Abrí mi propio ojo. Un punto rojo danzó en la hierba muerta cerca de mí, encontró mi brazo, viajó hacia mi cara. El tronco podrido había sido pulverizado.

Intenté no ver el rayo rojo.

El ruido del DeSoto acelerando y chocando contra la barandilla de arriba podía oírse por encima del ruido del rotor. Miré a tiempo de ver dos faros que se encendían y después se apagaban. Hubo un vislumbre de la parte inferior del coche cuando el DeSoto 1953 cayó casi verticalmente.

El piloto era muy bueno, realmente bueno. En su visión periférica quizá entrevió algo por encima y reaccionó casi al instante. El motor del helicóptero aulló y el fuselaje se lanzó hacia delante en pendiente, aunque se dirigiera al río. El coche que caía sólo rozó la punta de un rotor.

Pero fue suficiente.

El rayo rojo había desaparecido de mi ojo. Hubo un grito casi humano de metal torturado. El helicóptero pareció transferir toda la energía de sus rotores al fuselaje mientras la pequeña cabina giraba en sentido opuesto a las agujas del reloj una vez, tres, cinco veces, antes de chocar contra el arco de piedra del puente del ferrocarril.

No hubo incendio. No hubo explosión. La masa de acero, plexiglás y aluminio cayó silenciosamente aquellos dieciocho metros hasta el agua, a menos de tres metros del lugar donde el DeSoto había desaparecido casi tres segundos antes.

La corriente era muy fuerte.
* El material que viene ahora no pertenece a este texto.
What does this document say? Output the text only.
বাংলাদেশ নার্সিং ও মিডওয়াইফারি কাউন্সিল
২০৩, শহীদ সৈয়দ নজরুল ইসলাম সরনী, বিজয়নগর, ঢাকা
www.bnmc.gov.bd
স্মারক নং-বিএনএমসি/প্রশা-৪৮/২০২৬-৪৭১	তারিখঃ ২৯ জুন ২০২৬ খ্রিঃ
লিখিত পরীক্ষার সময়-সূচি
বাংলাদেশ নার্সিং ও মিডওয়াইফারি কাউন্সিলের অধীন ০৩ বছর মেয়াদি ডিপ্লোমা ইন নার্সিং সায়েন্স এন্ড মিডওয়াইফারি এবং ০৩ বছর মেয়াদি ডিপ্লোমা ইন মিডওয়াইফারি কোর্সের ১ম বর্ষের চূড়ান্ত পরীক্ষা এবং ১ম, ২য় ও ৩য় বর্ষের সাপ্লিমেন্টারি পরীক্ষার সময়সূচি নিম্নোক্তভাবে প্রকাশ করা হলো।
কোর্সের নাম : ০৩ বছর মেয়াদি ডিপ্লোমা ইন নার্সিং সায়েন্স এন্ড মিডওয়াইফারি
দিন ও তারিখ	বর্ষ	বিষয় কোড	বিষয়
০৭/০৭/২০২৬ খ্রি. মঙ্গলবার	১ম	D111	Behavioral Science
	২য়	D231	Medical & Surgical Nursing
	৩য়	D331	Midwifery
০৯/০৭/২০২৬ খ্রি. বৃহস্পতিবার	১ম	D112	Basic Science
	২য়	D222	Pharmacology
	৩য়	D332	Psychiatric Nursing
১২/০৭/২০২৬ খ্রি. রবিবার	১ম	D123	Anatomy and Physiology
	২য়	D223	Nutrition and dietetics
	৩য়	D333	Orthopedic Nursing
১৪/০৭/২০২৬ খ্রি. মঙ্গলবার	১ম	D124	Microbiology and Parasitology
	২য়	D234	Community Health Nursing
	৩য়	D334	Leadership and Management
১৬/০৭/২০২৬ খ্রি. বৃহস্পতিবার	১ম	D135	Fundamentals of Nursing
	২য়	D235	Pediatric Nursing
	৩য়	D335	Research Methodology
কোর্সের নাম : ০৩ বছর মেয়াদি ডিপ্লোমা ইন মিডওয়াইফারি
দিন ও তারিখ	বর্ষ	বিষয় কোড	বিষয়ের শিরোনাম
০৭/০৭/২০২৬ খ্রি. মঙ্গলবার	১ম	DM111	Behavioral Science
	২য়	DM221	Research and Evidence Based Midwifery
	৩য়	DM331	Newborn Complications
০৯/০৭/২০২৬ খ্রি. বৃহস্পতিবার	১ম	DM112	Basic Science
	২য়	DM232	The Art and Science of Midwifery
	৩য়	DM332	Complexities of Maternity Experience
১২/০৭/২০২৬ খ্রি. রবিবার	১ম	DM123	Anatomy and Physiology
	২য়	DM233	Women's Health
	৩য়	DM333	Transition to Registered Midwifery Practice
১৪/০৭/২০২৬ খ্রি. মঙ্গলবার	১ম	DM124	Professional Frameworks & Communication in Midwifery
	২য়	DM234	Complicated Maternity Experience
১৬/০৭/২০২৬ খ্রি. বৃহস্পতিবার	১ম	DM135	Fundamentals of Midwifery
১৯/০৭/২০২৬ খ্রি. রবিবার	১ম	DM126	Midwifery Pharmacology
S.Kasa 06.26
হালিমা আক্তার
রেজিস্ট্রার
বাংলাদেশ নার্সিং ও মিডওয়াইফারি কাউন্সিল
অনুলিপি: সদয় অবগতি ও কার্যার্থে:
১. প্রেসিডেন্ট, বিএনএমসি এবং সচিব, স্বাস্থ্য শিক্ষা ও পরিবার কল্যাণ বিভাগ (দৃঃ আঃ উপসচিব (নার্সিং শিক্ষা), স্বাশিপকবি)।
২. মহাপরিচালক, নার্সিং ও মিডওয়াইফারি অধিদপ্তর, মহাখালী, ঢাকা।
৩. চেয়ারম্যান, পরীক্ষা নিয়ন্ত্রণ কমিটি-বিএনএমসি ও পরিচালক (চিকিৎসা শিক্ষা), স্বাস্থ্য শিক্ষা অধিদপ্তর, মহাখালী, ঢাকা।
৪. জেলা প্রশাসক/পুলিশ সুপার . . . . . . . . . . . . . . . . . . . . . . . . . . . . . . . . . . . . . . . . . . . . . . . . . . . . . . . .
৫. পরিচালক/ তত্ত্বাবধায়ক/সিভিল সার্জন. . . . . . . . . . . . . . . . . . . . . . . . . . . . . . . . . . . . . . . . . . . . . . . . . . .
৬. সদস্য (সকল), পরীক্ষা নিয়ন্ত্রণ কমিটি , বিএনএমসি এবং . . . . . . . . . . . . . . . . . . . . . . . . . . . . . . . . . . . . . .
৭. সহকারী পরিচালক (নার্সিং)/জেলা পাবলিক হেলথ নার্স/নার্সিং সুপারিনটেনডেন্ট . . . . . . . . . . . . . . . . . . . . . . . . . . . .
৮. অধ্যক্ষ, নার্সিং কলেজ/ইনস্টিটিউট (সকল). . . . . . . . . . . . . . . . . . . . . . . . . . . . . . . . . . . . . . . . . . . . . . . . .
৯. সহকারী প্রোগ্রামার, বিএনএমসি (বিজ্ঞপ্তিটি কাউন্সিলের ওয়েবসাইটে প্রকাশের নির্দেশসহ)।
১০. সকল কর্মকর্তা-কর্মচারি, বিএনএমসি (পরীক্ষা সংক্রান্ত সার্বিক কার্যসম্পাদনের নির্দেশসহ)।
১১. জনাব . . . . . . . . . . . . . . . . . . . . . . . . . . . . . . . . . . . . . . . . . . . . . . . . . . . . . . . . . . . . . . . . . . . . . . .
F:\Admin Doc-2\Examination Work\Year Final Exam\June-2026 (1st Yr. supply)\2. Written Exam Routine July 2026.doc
Durante algunos extraños segundos el proyector del helicóptero continuó encendido, mostrando cómo la máquina se hundía más en el agua y era empujada por la corriente a gran velocidad. Después, la luz se apagó y las aguas oscuras se cerraron sobre el helicóptero como una mortaja fangosa.

Tardé un minuto en sentarme, media hora en intentar levantarme.

Todo estaba silencioso, a excepción del leve chapotear del río y los susurros lejanos, constantes, de la autopista, fuera del ángulo de visión.

Pasado algún tiempo me quité las ramas y el polvo del camisón, me abroché el cinturón de la bata y empecé a caminar lentamente por el sendero.